I wrote the Sheriff from scratch, based primarily on the ScanMaster list and later the Qx list. After it was done I started looking at other lists that I could find. This page describes my thoughts and feelings regarding the suiteability of certain formats for the Sheriff alone. One always gets the question Why don't you read list such and so? Well, this page describes why. As related to the Sheriff.
A secondary reason for the extent of this "diatribe" is to provide an overview of the variety of formats and to attempt to put them into historic perspective. By doing this I hope to contribute a little to the process of coming to standardized lists in the general sense.
Maybe there already is a FAQ for textual file formats. In which I would like to know the URL so I can link to it. It is better to come to one standard FAQ then to duplicate one anothers work. In case you're wondering. No, I did - at the time - not know about Checker and others existence for Win32. Had I known I would have done a Java version instead.

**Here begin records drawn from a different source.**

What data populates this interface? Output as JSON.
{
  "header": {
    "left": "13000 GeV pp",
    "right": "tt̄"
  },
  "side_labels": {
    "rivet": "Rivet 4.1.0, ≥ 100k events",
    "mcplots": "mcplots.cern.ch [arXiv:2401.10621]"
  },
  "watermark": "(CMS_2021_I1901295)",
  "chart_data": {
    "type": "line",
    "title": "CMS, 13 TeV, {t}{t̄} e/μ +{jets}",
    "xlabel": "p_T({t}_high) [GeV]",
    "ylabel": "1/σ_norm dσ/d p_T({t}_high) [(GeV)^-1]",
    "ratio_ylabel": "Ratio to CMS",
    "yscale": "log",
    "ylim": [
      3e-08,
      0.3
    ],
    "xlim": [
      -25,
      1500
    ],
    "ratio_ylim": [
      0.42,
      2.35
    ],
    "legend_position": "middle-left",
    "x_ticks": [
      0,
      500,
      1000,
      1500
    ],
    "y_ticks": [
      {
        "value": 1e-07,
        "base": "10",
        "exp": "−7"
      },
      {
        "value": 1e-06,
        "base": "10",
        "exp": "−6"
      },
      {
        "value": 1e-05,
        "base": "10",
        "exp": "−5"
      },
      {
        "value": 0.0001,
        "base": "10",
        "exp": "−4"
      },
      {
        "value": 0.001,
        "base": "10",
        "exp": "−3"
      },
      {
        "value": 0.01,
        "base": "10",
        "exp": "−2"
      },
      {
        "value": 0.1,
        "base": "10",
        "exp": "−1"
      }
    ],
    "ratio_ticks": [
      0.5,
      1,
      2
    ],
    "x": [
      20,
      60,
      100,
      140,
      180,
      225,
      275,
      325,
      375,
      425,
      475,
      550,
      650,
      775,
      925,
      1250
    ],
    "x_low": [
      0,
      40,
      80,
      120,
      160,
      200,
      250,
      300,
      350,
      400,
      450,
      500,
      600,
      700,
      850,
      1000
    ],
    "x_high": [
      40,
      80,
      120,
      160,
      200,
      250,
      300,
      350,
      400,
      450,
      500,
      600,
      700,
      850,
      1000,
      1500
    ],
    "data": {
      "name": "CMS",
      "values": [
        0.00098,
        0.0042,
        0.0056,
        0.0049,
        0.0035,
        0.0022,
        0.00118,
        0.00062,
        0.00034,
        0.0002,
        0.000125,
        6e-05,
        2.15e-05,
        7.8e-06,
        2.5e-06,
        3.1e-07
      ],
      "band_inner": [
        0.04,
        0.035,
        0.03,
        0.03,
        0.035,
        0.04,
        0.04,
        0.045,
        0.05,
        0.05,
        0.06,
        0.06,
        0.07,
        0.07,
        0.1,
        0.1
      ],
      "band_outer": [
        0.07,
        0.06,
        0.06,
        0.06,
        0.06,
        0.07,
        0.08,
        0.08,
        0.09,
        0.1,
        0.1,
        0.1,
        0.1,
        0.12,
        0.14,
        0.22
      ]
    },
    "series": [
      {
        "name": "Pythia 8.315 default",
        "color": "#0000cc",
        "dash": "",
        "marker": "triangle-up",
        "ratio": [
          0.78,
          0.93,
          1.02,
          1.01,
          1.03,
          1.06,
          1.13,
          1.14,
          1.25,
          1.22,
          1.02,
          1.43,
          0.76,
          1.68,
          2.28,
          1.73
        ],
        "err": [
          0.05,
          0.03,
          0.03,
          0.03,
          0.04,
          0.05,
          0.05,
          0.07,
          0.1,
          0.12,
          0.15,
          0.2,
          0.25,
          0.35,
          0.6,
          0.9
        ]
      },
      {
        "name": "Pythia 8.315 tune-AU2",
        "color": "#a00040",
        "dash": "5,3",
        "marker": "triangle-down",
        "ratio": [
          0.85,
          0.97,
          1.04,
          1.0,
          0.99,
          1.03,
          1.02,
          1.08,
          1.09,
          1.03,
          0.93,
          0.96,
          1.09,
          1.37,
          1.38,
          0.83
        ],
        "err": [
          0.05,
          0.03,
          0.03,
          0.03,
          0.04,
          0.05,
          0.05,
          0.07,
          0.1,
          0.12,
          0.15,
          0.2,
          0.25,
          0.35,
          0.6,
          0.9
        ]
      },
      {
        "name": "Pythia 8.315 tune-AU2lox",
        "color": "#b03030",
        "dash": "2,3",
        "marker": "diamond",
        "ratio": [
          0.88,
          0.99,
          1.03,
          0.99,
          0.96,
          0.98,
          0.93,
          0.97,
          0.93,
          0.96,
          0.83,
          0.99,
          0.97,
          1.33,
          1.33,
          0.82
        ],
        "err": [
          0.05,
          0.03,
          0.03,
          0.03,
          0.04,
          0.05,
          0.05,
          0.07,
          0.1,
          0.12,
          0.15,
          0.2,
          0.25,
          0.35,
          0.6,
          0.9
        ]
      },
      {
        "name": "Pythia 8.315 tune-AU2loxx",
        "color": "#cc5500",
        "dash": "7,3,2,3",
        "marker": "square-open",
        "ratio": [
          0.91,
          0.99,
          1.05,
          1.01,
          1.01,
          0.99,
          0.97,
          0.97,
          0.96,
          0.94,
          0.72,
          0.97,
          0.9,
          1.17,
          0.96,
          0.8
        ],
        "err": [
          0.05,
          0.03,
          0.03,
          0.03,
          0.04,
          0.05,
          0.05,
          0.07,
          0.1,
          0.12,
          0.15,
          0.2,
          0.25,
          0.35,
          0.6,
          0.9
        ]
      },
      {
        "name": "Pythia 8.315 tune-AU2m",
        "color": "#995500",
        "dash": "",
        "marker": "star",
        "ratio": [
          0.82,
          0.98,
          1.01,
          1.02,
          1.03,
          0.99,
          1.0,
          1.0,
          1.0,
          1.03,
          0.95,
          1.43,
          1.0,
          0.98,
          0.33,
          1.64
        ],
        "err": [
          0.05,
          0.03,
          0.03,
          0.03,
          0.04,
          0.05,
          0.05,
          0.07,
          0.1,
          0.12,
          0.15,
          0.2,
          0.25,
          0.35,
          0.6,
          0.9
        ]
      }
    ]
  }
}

Of course it eats list of files. But not just any file. Its favorite meal consists of lists it itself has generated. Prefereably with all the options on top. That way it knows all the necessary ingredients are present and no necessary vitamins have been left out.
One of the formats that seems to be popular is often termed the CSV list. Probably this refers to Comma Seperated Value list. CSV lists originated, as far as I am aware, with at least WordStar for CP/M. That wordprocessor used those list to facilitate mail-merging form letters. WordStar CSV lists look like this:
In short they are in USASCII. Each line forms one entry for the mail merger to mail a form letter to. Each line is seperated from the next by a CR/LF (CarriageReturn, LineFeed) pair. Each item in a line is seperated from the next, if present, with a comma. An item may be numeric or it may be textual. Textual items are surrounded with quotes.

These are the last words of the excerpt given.